My Things To Come post got a modest response. Let’s try for more, considering ‘How Things Have Changed Dramatically’.
So here’s your nickel summary. If a law is passed on a party-line vote, has no justification in the historical record, and is highly likely to harm black voting, that’s OK as long as the legislature in question can whomp up some kind of neutral-sounding justification. Judicial restraint is the order of the day. But if a law is passed by unanimous vote, is based on a power given to Congress with no strings attached, and is likely to protect black voting, that’s prohibited unless the Supreme Court can be persuaded that Congress’s approach is one they approve of. Judicial restraint is out the window. Welcome to the 21st century.
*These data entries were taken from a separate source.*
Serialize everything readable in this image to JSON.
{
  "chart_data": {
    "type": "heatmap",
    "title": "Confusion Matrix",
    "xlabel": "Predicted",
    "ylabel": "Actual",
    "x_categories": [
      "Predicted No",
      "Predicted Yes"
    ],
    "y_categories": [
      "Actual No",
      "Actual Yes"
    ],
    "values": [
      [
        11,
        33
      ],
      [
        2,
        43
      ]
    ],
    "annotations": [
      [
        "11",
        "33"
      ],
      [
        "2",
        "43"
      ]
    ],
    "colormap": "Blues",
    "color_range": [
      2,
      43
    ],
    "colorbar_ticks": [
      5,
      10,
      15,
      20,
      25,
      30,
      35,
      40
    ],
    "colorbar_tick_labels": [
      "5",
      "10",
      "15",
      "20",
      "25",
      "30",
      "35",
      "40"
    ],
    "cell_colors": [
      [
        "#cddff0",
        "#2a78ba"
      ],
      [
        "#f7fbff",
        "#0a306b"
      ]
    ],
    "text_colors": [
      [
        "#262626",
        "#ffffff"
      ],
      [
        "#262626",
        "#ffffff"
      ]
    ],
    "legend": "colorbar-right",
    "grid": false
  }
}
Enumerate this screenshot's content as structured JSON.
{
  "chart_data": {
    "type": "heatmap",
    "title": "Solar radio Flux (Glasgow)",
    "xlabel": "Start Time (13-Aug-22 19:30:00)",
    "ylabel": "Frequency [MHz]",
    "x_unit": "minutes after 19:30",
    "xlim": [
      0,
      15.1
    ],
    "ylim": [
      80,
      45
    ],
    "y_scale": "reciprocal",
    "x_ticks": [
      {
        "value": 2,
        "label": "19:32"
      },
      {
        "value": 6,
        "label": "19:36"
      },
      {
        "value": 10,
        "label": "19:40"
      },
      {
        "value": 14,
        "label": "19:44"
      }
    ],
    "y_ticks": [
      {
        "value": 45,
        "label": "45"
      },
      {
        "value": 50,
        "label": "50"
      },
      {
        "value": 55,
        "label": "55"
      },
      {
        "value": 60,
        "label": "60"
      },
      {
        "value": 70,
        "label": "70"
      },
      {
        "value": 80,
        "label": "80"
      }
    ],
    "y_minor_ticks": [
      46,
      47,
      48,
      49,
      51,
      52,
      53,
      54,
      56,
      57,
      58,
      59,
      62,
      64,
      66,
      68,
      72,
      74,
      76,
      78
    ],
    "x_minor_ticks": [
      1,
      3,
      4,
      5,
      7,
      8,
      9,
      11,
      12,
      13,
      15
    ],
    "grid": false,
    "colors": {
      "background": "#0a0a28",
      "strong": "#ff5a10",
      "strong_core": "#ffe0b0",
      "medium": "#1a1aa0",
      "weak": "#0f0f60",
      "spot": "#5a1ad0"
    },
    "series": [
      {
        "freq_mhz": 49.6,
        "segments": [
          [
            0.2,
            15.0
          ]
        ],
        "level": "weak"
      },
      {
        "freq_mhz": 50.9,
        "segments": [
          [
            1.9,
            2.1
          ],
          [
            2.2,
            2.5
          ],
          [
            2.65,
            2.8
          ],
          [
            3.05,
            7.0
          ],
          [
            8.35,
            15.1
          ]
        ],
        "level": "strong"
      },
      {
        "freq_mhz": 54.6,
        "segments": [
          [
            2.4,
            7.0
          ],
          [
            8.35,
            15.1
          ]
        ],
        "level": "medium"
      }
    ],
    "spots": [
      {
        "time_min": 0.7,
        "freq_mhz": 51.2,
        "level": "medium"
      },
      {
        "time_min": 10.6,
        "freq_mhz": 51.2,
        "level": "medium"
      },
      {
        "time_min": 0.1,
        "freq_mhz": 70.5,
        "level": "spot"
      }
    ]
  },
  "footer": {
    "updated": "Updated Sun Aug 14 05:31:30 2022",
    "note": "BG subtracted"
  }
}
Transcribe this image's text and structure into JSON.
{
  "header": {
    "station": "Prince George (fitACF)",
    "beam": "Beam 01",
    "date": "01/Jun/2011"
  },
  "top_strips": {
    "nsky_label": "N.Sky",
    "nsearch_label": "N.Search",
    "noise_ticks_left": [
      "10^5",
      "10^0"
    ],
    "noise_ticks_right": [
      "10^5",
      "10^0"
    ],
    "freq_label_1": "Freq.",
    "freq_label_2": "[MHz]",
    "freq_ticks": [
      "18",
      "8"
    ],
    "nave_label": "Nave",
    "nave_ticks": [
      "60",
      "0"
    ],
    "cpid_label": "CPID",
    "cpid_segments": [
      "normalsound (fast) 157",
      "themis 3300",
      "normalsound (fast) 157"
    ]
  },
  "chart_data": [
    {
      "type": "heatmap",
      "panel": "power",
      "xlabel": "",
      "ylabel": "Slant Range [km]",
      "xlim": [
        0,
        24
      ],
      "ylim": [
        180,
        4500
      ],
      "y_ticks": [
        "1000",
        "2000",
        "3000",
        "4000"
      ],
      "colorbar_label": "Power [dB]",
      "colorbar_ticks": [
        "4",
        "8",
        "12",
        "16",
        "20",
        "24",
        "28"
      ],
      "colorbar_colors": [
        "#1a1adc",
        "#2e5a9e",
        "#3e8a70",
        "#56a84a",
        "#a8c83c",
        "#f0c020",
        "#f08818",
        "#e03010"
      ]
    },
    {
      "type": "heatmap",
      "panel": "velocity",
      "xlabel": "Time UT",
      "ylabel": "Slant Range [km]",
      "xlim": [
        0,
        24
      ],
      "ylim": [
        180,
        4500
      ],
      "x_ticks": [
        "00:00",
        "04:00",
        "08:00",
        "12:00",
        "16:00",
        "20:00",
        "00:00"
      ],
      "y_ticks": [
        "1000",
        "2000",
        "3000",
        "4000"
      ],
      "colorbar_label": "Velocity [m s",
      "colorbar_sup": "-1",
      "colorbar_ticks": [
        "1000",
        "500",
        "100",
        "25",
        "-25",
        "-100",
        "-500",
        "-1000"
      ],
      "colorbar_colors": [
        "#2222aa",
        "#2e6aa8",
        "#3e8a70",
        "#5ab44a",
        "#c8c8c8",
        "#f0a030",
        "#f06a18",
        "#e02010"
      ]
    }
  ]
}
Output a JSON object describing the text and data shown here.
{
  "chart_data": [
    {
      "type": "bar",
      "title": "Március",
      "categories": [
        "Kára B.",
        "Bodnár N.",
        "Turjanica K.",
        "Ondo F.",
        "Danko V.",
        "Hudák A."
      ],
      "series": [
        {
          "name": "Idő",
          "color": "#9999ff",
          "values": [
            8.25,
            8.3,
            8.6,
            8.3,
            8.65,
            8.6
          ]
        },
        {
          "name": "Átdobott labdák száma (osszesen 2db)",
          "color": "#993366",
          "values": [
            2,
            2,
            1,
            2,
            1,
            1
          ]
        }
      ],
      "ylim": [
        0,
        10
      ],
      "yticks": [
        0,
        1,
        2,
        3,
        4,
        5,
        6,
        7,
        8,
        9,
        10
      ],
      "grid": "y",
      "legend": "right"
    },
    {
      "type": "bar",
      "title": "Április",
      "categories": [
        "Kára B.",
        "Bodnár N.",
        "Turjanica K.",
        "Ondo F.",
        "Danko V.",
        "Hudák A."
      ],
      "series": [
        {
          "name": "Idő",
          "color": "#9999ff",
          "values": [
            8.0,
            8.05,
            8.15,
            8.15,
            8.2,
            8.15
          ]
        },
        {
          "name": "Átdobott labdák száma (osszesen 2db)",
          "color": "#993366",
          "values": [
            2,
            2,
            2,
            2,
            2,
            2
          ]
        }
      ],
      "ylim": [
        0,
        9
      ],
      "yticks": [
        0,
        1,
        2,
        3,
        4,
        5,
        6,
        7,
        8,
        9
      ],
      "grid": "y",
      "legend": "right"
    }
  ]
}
I will be curious to see whether this decision gets cited as precedent in future. The implications, potentially, seem so enormous I wonder whether they will simply be overlooked. (I realize this often happens when philosophers read legal decisions: we see all manner of absurdity that is papered over in practice by a lot of stuff we don’t understand – some of it other nonsense, put in place so the nonsense we see doesn’t cause trouble; some of it good sense we, who didn’t go to law school, don’t happen to be in the know about.) It seems to be the case that the Supremes have over-ruled Congress exclusively on the grounds that the South has changed more than Congress gives it credit for. “Section 4’s formula is unconstitutional in light of current conditions” (3) [emphasis mine]. “Section 4 of the Voting Rights Act is unconstitutional; its formula can no longer be used as a basis for subjecting jurisdictions to pre-clearance” (3)” [emphasis mine]. That second one is more ambiguous. That might be taken to mean: after today. But, in light of the rest of the decision, this statement seems intended as a descriptive account of a development in the recent past, post-1965 but pre-decision. Section 4 wasn’t born un-Constitutional, but grew into something un-Constitutional as society changed around it. Congress finds itself standing in a place it could only get to by overstepping, without having overstepped, due to political-societal-cultural ground itself having shifted. That’s not an incomprehensible or paradoxical claim. But it’s hard to imagine a more fertile basis for a ‘living Constitution’ approach than the blanket proposition that any time the Supremes think “things have changed dramatically” (p. 3), they get to tell Congress what new thing to do – or not do – that is ‘fair’, by the judges’ lights.
Now that’s living!
They are going on about the equal dignity of the states, which sounds like a fine thing – although I think it isn’t a phrase that occurs in the Constitution? (Am I wrong?) But in this context it also sounds like a whole lot of not nearly enough, what with separation of powers. Any time something ‘unfair’ happens the equal dignity of someone or something is getting trodden, in some sense. (It very rare that everyone suffers equally from a lousy law, probably) That doesn’t mean any time the Supremes think Congress has made a bad law, the Supremes get to step in and call foul. That’s kind of rule one. It seems like the Supremes are applying a very high, rational-basis-with-extra-bite standard. It’s not enough that Congress be exercising powers it is acknowledged to have in a way that might make possible sense. It has to be a ‘good’ law – effective and ‘right’? But they can’t possibly apply that standard of judicial review to everything Congress does. So what is the elevated standard they are holding Congress to, in this case, and what class of cases need to meet this elevated standard, not just the usual ‘pass an ineffective or counter-productive law if you want’ bog-standard rational-basis test?
I’m reasonably sure the Supremes cannot have given themselves total dominion over the legislative branch. (Scalia is not laughing, mirthlessly, and congratulating himself on having finally acquired ‘the Shelby gem’ for his Infinity Gauntlet. ‘Now I have infinite power to crush judicial activism anywhere in the universe, including Congress!’) But I’m at a loss to see why, as precedent, this isn’t a major power grab.